# H.E.L.P.!! Thumb Release: Cutting my D Loop!!!



## aftermath (Sep 21, 2013)

Hey I am brand new to Archery Talk and need some help.

I am shooting a Boss X Tru ball thumb release and for the past month I have been shooting about every day, any where from 30 to 50 arrows. My release is cutting my d loop. Seem to happen out of no where. I changed it a little less then 2 weeks ago, and now I am going to have to change it again. This is aggravating considering bow season is 10 days out. Not a problem anyone should have to deal with this close to the season.

Any one have any suggestions how to fix this problem, or have had this problem themselves???

Appreciate any help I can get. Thanks


----------



## shanedut (Sep 28, 2009)

take emery cloth or find sand paper and sand down where your release attaches to the d-loop. Most likely there is a bur there. If you take some fine thread and run it across there you should find it. This used to be a common problem with caliper releases that were shot off of the string, with brass nocks.


----------



## NYSBowman (Aug 21, 2012)

Contact Truball...they'll replace/repair it.

Worse case scenario, take some very fine grit sandpaper and sand the finger so there are no sharp edges.


----------



## aftermath (Sep 21, 2013)

Okay I read about the Emory cloth, but how fine are we talking? 

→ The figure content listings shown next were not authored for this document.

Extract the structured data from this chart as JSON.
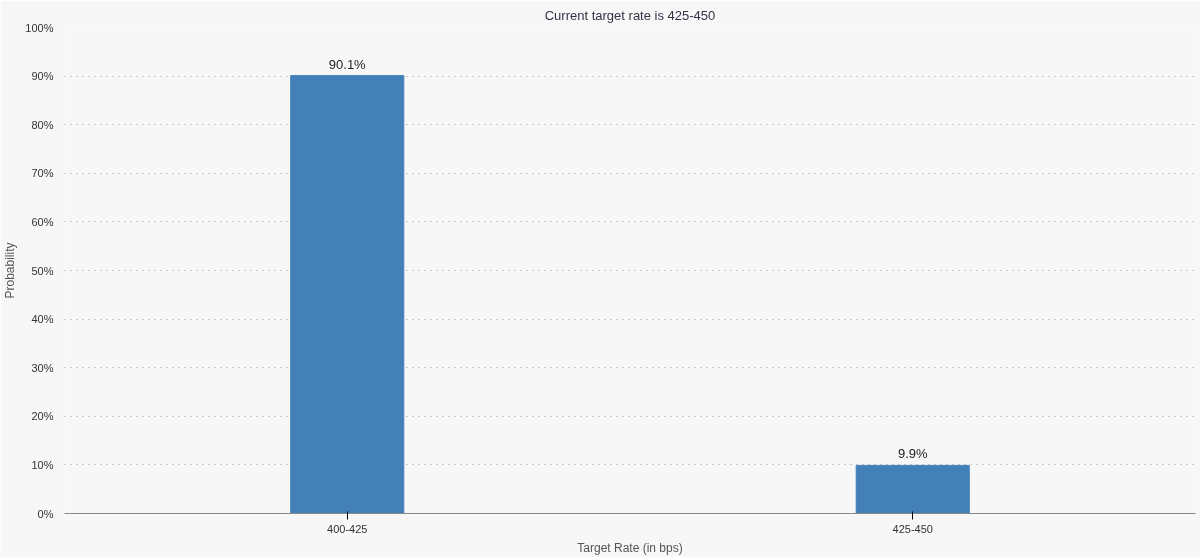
{
  "chart_data": {
    "type": "bar",
    "title": "Current target rate is 425-450",
    "xlabel": "Target Rate (in bps)",
    "ylabel": "Probability",
    "categories": [
      "400-425",
      "425-450"
    ],
    "values": [
      90.1,
      9.9
    ],
    "color": "#4380b8",
    "value_labels": [
      "90.1%",
      "9.9%"
    ],
    "ylim": [
      0,
      100
    ],
    "yticks": [
      {
        "value": 0,
        "label": "0%"
      },
      {
        "value": 10,
        "label": "10%"
      },
      {
        "value": 20,
        "label": "20%"
      },
      {
        "value": 30,
        "label": "30%"
      },
      {
        "value": 40,
        "label": "40%"
      },
      {
        "value": 50,
        "label": "50%"
      },
      {
        "value": 60,
        "label": "60%"
      },
      {
        "value": 70,
        "label": "70%"
      },
      {
        "value": 80,
        "label": "80%"
      },
      {
        "value": 90,
        "label": "90%"
      },
      {
        "value": 100,
        "label": "100%"
      }
    ],
    "grid": "y"
  }
}
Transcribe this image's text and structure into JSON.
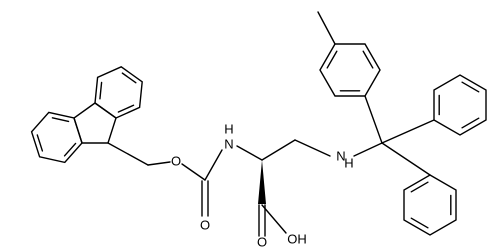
{
  "atom_labels": [
    "O",
    "O",
    "H",
    "N",
    "H",
    "N",
    "O",
    "OH"
  ]
}
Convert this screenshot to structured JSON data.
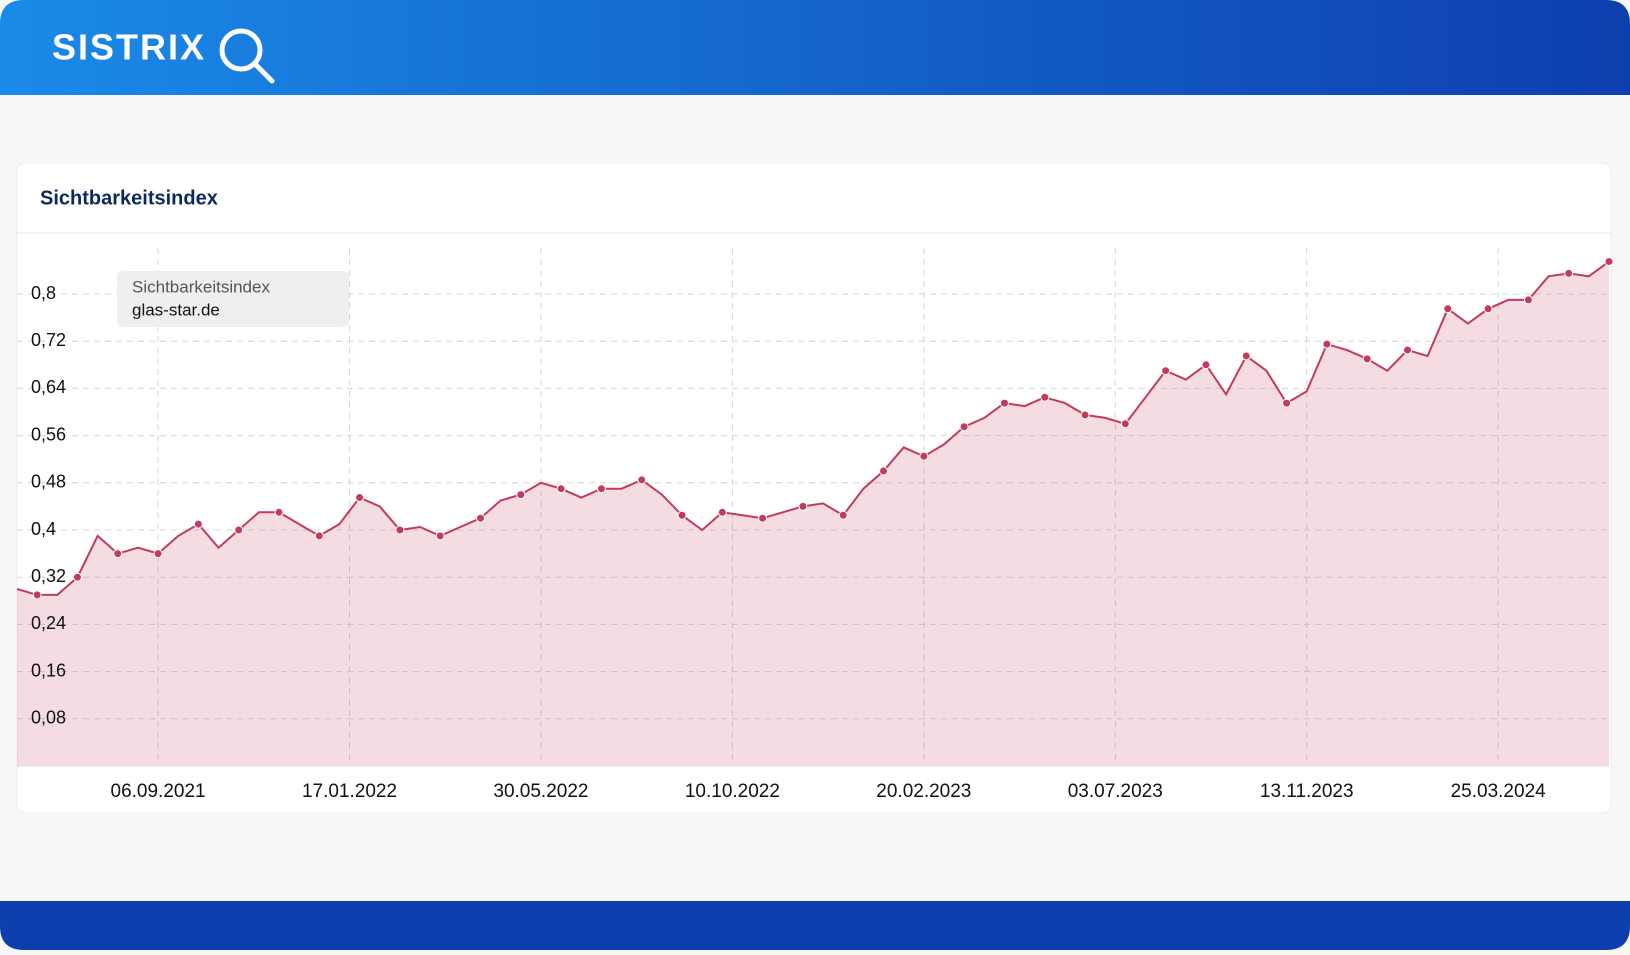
{
  "header": {
    "logo": "SISTRIX"
  },
  "chart_data": {
    "type": "line",
    "title": "Sichtbarkeitsindex",
    "legend_title": "Sichtbarkeitsindex",
    "x": [
      "31.05.2021",
      "14.06.2021",
      "28.06.2021",
      "12.07.2021",
      "26.07.2021",
      "09.08.2021",
      "23.08.2021",
      "06.09.2021",
      "20.09.2021",
      "04.10.2021",
      "18.10.2021",
      "01.11.2021",
      "15.11.2021",
      "29.11.2021",
      "13.12.2021",
      "27.12.2021",
      "10.01.2022",
      "24.01.2022",
      "07.02.2022",
      "21.02.2022",
      "07.03.2022",
      "21.03.2022",
      "04.04.2022",
      "18.04.2022",
      "02.05.2022",
      "16.05.2022",
      "30.05.2022",
      "13.06.2022",
      "27.06.2022",
      "11.07.2022",
      "25.07.2022",
      "08.08.2022",
      "22.08.2022",
      "05.09.2022",
      "19.09.2022",
      "03.10.2022",
      "17.10.2022",
      "31.10.2022",
      "14.11.2022",
      "28.11.2022",
      "12.12.2022",
      "26.12.2022",
      "09.01.2023",
      "23.01.2023",
      "06.02.2023",
      "20.02.2023",
      "06.03.2023",
      "20.03.2023",
      "03.04.2023",
      "17.04.2023",
      "01.05.2023",
      "15.05.2023",
      "29.05.2023",
      "12.06.2023",
      "26.06.2023",
      "10.07.2023",
      "24.07.2023",
      "07.08.2023",
      "21.08.2023",
      "04.09.2023",
      "18.09.2023",
      "02.10.2023",
      "16.10.2023",
      "30.10.2023",
      "13.11.2023",
      "27.11.2023",
      "11.12.2023",
      "25.12.2023",
      "08.01.2024",
      "22.01.2024",
      "05.02.2024",
      "19.02.2024",
      "04.03.2024",
      "18.03.2024",
      "01.04.2024",
      "15.04.2024",
      "29.04.2024",
      "13.05.2024",
      "27.05.2024",
      "10.06.2024"
    ],
    "series": [
      {
        "name": "glas-star.de",
        "color": "#c23b5c",
        "values": [
          0.3,
          0.29,
          0.29,
          0.32,
          0.39,
          0.36,
          0.37,
          0.36,
          0.39,
          0.41,
          0.37,
          0.4,
          0.43,
          0.43,
          0.41,
          0.39,
          0.41,
          0.455,
          0.44,
          0.4,
          0.405,
          0.39,
          0.405,
          0.42,
          0.45,
          0.46,
          0.48,
          0.47,
          0.455,
          0.47,
          0.47,
          0.485,
          0.46,
          0.425,
          0.4,
          0.43,
          0.425,
          0.42,
          0.43,
          0.44,
          0.445,
          0.425,
          0.47,
          0.5,
          0.54,
          0.525,
          0.545,
          0.575,
          0.59,
          0.615,
          0.61,
          0.625,
          0.615,
          0.595,
          0.59,
          0.58,
          0.625,
          0.67,
          0.655,
          0.68,
          0.63,
          0.695,
          0.67,
          0.615,
          0.635,
          0.715,
          0.705,
          0.69,
          0.67,
          0.705,
          0.695,
          0.775,
          0.75,
          0.775,
          0.79,
          0.79,
          0.83,
          0.835,
          0.83,
          0.855
        ]
      }
    ],
    "ylim": [
      0,
      0.9
    ],
    "yticks": [
      {
        "value": 0.08,
        "label": "0,08"
      },
      {
        "value": 0.16,
        "label": "0,16"
      },
      {
        "value": 0.24,
        "label": "0,24"
      },
      {
        "value": 0.32,
        "label": "0,32"
      },
      {
        "value": 0.4,
        "label": "0,4"
      },
      {
        "value": 0.48,
        "label": "0,48"
      },
      {
        "value": 0.56,
        "label": "0,56"
      },
      {
        "value": 0.64,
        "label": "0,64"
      },
      {
        "value": 0.72,
        "label": "0,72"
      },
      {
        "value": 0.8,
        "label": "0,8"
      }
    ],
    "xticks": [
      "06.09.2021",
      "17.01.2022",
      "30.05.2022",
      "10.10.2022",
      "20.02.2023",
      "03.07.2023",
      "13.11.2023",
      "25.03.2024"
    ],
    "grid": true
  }
}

And NYSBowman you think Truball will replace it, I bought it through bass pro and its been several months ago, just havnt had a lot of time to shoot it the summer


----------



## aftermath (Sep 21, 2013)

Shanedut thanks for the tip about running a thread though there because I can't tell if there is a but or not by touch or sight


----------



## bopo2 (Dec 7, 2008)

I would send it back and let truball replace it


----------



## Tryin' (Jul 3, 2009)

My Carter Hammer was doing the same thing so I started with 500 grit and worked through 1500 and then used a metal rubbing compound to finish. Works good now!


----------



## darton3d (Oct 16, 2009)

Take a Q-tip and rub it over the caliper jaws, if there is a bur it will grab the cotton. Then take some very fine wet/dry sand paper and smooth it out. I would do like Tryin said and start with 500 grit and work up to 1500 grit. Also make sure you are using a good quality D loop material like BCY. Then after the season contact Tru Ball and see what they will do.


----------



## gofor (Feb 4, 2013)

May want to try using #24 release cord for the D-Loops. It is a bit harder and stiffer, but wears like iron. I had trouble wearing out D-loops using a caliper release, but after switching to the #24 on the advice of deezlin, have not had any more problems.

Go


----------



## bbjavelina (Jan 30, 2005)

You can use automotive rubbing compound or some fine valve grinding compound on a piece of para-chord and saw it back and forth across the release. It'll be smooth in a very short time. Polish for a few minutes and check with the Q-tip. Continue if needed.

You can fix it yourself in less than an hour or send it back to the factory and be without it for awhile. 

Best of luck to you.


----------